Biden Executive Order Looms Over the Industry
Perhaps the most consequential regulatory development was the anticipated executive order from President Biden on cryptocurrency oversight. Reports from Yahoo Finance indicated the order was expected to be signed during the week, and it was widely understood to be the first comprehensive federal framework for digital asset regulation in the United States.
The order was expected to task multiple federal agencies — including the Treasury Department, SEC, CFTC, and Federal Reserve — with developing coordinated approaches to crypto regulation. Industry participants viewed it as a double-edged sword: while clarity was welcome, the scope of the order suggested that the regulatory net was about to widen considerably.
Canada Targets Crypto in Emergency Act
North of the border, Canadian Prime Minister Justin Trudeau invoked the Emergencies Act in response to the Freedom Convoy trucker protests that had paralyzed downtown Ottawa for weeks. Critically for the crypto industry, the emergency measures explicitly targeted crowdfunding platforms and cryptocurrency addresses associated with the protest movement.
Canadian financial institutions were directed to freeze accounts linked to the protests, and crypto exchanges were pressured to do the same. The move raised profound questions about financial privacy and the potential for governments to weaponize banking infrastructure against political movements — questions that struck at the very heart of why many people had turned to cryptocurrencies in the first place.
Fed Bans Its Own Officials From Crypto
In a sign that the regulatory push extended inward as well as outward, the Federal Reserve approved new rules banning its officials from trading stocks, bonds, and cryptocurrencies. The restrictions, set to take effect on May 1, came after a scandal involving Fed officials who had made large stock trades during the pandemic while the central bank was making consequential monetary policy decisions.
The inclusion of cryptocurrencies in the ban was notable — it acknowledged that digital assets had become significant enough to create potential conflicts of interest for the people setting U.S. monetary policy.
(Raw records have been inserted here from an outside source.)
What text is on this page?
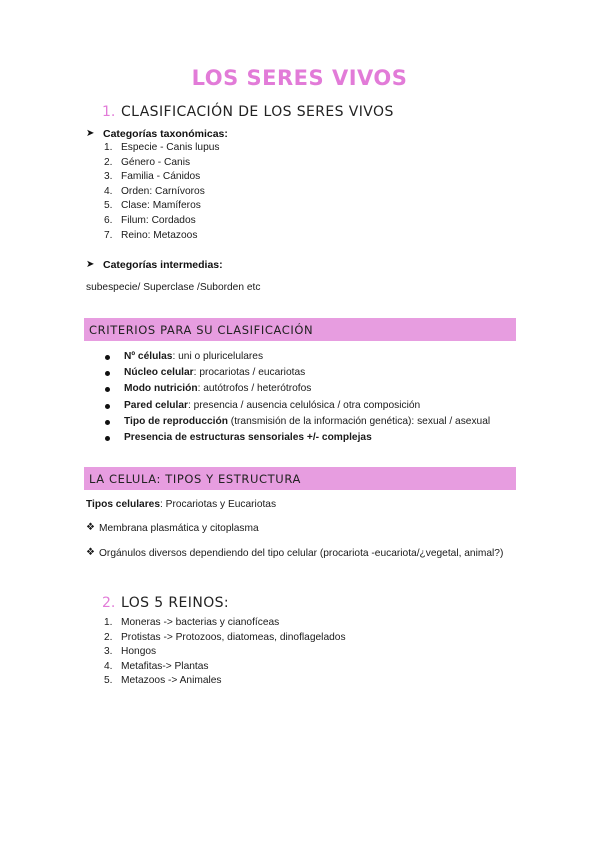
LOS SERES VIVOS
1. CLASIFICACIÓN DE LOS SERES VIVOS
➤ Categorías taxonómicas:
1. Especie - Canis lupus
2. Género - Canis
3. Familia - Cánidos
4. Orden: Carnívoros
5. Clase: Mamíferos
6. Filum: Cordados
7. Reino: Metazoos
➤ Categorías intermedias:
subespecie/ Superclase /Suborden etc
CRITERIOS PARA SU CLASIFICACIÓN
Nº células: uni o pluricelulares
Núcleo celular: procariotas / eucariotas
Modo nutrición: autótrofos / heterótrofos
Pared celular: presencia / ausencia celulósica / otra composición
Tipo de reproducción (transmisión de la información genética): sexual / asexual
Presencia de estructuras sensoriales +/- complejas
LA CELULA: TIPOS Y ESTRUCTURA
Tipos celulares: Procariotas y Eucariotas
❖ Membrana plasmática y citoplasma
❖ Orgánulos diversos dependiendo del tipo celular (procariota -eucariota/¿vegetal, animal?)
2. LOS 5 REINOS:
1. Moneras -> bacterias y cianofíceas
2. Protistas -> Protozoos, diatomeas, dinoflagelados
3. Hongos
4. Metafitas-> Plantas
5. Metazoos -> Animales
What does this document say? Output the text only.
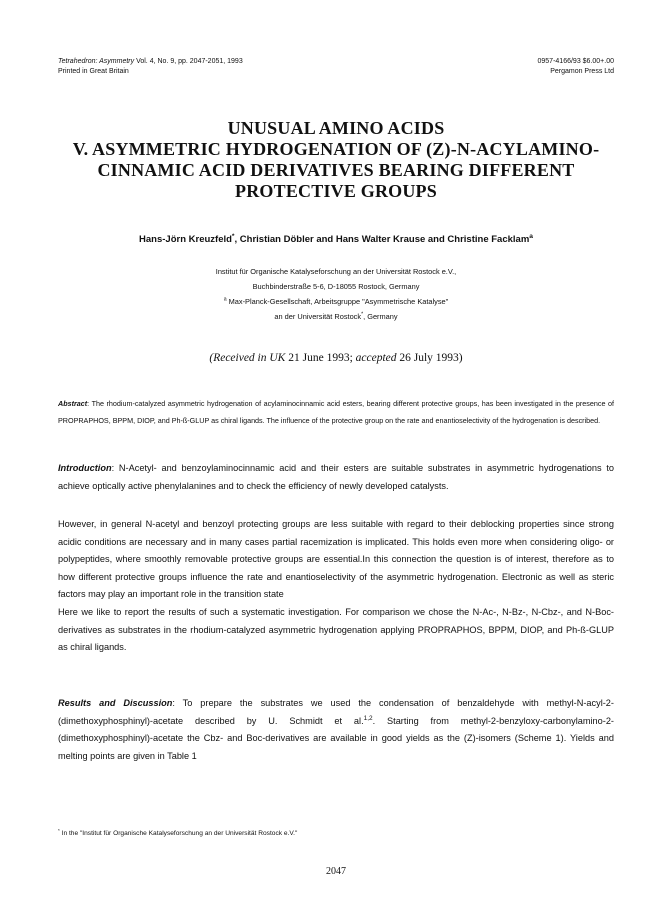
Tetrahedron: Asymmetry Vol. 4, No. 9, pp. 2047-2051, 1993
Printed in Great Britain
0957-4166/93 $6.00+.00
Pergamon Press Ltd
UNUSUAL AMINO ACIDS
V. ASYMMETRIC HYDROGENATION OF (Z)-N-ACYLAMINO-
CINNAMIC ACID DERIVATIVES BEARING DIFFERENT
PROTECTIVE GROUPS
Hans-Jörn Kreuzfeld*, Christian Döbler and Hans Walter Krause and Christine Facklam$^a$
Institut für Organische Katalyseforschung an der Universität Rostock e.V.,
Buchbinderstraße 5-6, D-18055 Rostock, Germany
$^a$ Max-Planck-Gesellschaft, Arbeitsgruppe "Asymmetrische Katalyse"
an der Universität Rostock*, Germany
(Received in UK 21 June 1993; accepted 26 July 1993)
Abstract: The rhodium-catalyzed asymmetric hydrogenation of acylaminocinnamic acid esters, bearing different protective groups, has been investigated in the presence of PROPRAPHOS, BPPM, DIOP, and Ph-ß-GLUP as chiral ligands. The influence of the protective group on the rate and enantioselectivity of the hydrogenation is described.
Introduction: N-Acetyl- and benzoylaminocinnamic acid and their esters are suitable substrates in asymmetric hydrogenations to achieve optically active phenylalanines and to check the efficiency of newly developed catalysts.
However, in general N-acetyl and benzoyl protecting groups are less suitable with regard to their deblocking properties since strong acidic conditions are necessary and in many cases partial racemization is implicated. This holds even more when considering oligo- or polypeptides, where smoothly removable protective groups are essential.In this connection the question is of interest, therefore as to how different protective groups influence the rate and enantioselectivity of the asymmetric hydrogenation. Electronic as well as steric factors may play an important role in the transition state
Here we like to report the results of such a systematic investigation. For comparison we chose the N-Ac-, N-Bz-, N-Cbz-, and N-Boc-derivatives as substrates in the rhodium-catalyzed asymmetric hydrogenation applying PROPRAPHOS, BPPM, DIOP, and Ph-ß-GLUP as chiral ligands.
Results and Discussion: To prepare the substrates we used the condensation of benzaldehyde with methyl-N-acyl-2-(dimethoxyphosphinyl)-acetate described by U. Schmidt et al.$^{1,2}$. Starting from methyl-2-benzyloxy-carbonylamino-2-(dimethoxyphosphinyl)-acetate the Cbz- and Boc-derivatives are available in good yields as the (Z)-isomers (Scheme 1). Yields and melting points are given in Table 1
* In the "Institut für Organische Katalyseforschung an der Universität Rostock e.V."
2047
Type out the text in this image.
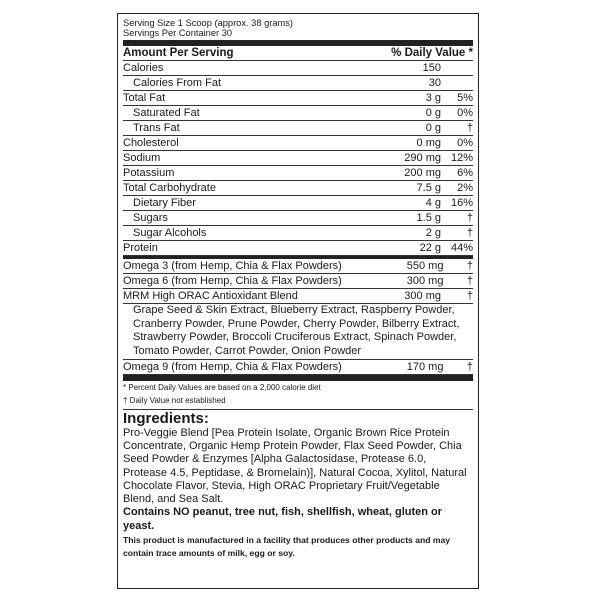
Serving Size 1 Scoop (approx. 38 grams)
Servings Per Container 30
Amount Per Serving	% Daily Value *
Calories	150
Calories From Fat	30
Total Fat	3 g	5%
Saturated Fat	0 g	0%
Trans Fat	0 g	†
Cholesterol	0 mg	0%
Sodium	290 mg 12%
Potassium	200 mg	6%
Total Carbohydrate	7.5 g	2%
Dietary Fiber	4 g 16%
Sugars	1.5 g	†
Sugar Alcohols	2 g	†
Protein	22 g 44%
Omega 3 (from Hemp, Chia & Flax Powders)	550 mg	†
Omega 6 (from Hemp, Chia & Flax Powders)	300 mg	†
MRM High ORAC Antioxidant Blend	300 mg	†
Grape Seed & Skin Extract, Blueberry Extract, Raspberry Powder, Cranberry Powder, Prune Powder, Cherry Powder, Bilberry Extract, Strawberry Powder, Broccoli Cruciferous Extract, Spinach Powder, Tomato Powder, Carrot Powder, Onion Powder
Omega 9 (from Hemp, Chia & Flax Powders)	170 mg	†
* Percent Daily Values are based on a 2,000 calorie diet
† Daily Value not established
Ingredients:
Pro-Veggie Blend [Pea Protein Isolate, Organic Brown Rice Protein Concentrate, Organic Hemp Protein Powder, Flax Seed Powder, Chia Seed Powder & Enzymes [Alpha Galactosidase, Protease 6.0, Protease 4.5, Peptidase, & Bromelain)], Natural Cocoa, Xylitol, Natural Chocolate Flavor, Stevia, High ORAC Proprietary Fruit/Vegetable Blend, and Sea Salt.
Contains NO peanut, tree nut, fish, shellfish, wheat, gluten or yeast.
This product is manufactured in a facility that produces other products and may contain trace amounts of milk, egg or soy.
A Turning Point for Crypto Regulation
What made the week of February 21, 2022, remarkable was not any single action but the convergence of so many regulatory developments at once. From the SEC and FBI at the federal level to the Canadian government invoking emergency powers, from the Biden administration preparing a sweeping executive order to the Fed cleaning its own house — the message was unmistakable. The era of crypto operating in a regulatory gray zone was rapidly drawing to a close.
For the broader market, already reeling from geopolitical tensions as Russia massed troops on the Ukrainian border, the regulatory onslaught added another layer of uncertainty. Bitcoin had already fallen roughly 13 percent over the previous week to around $37,075, and Ethereum had shed a similar percentage to trade near $2,573. The regulatory news provided little reason for bulls to find comfort.
Why This Matters
The events of February 2022 marked a genuine inflection point in the relationship between cryptocurrency and government. For years, the industry had operated in a relatively permissive environment, with regulators largely playing catch-up. The coordinated enforcement actions, new oversight bodies, and executive orders of that single week signaled that governments had not only caught up but were now prepared to assert control. The $100 million BlockFi settlement, in particular, established a template that would shape how the SEC approached crypto enforcement for years to come. Understanding this week is essential for understanding why the regulatory landscape looks the way it does today.
Disclaimer: This article is for informational purposes only and does not constitute financial advice. Past performance is not indicative of future results. Always conduct your own research before making investment decisions.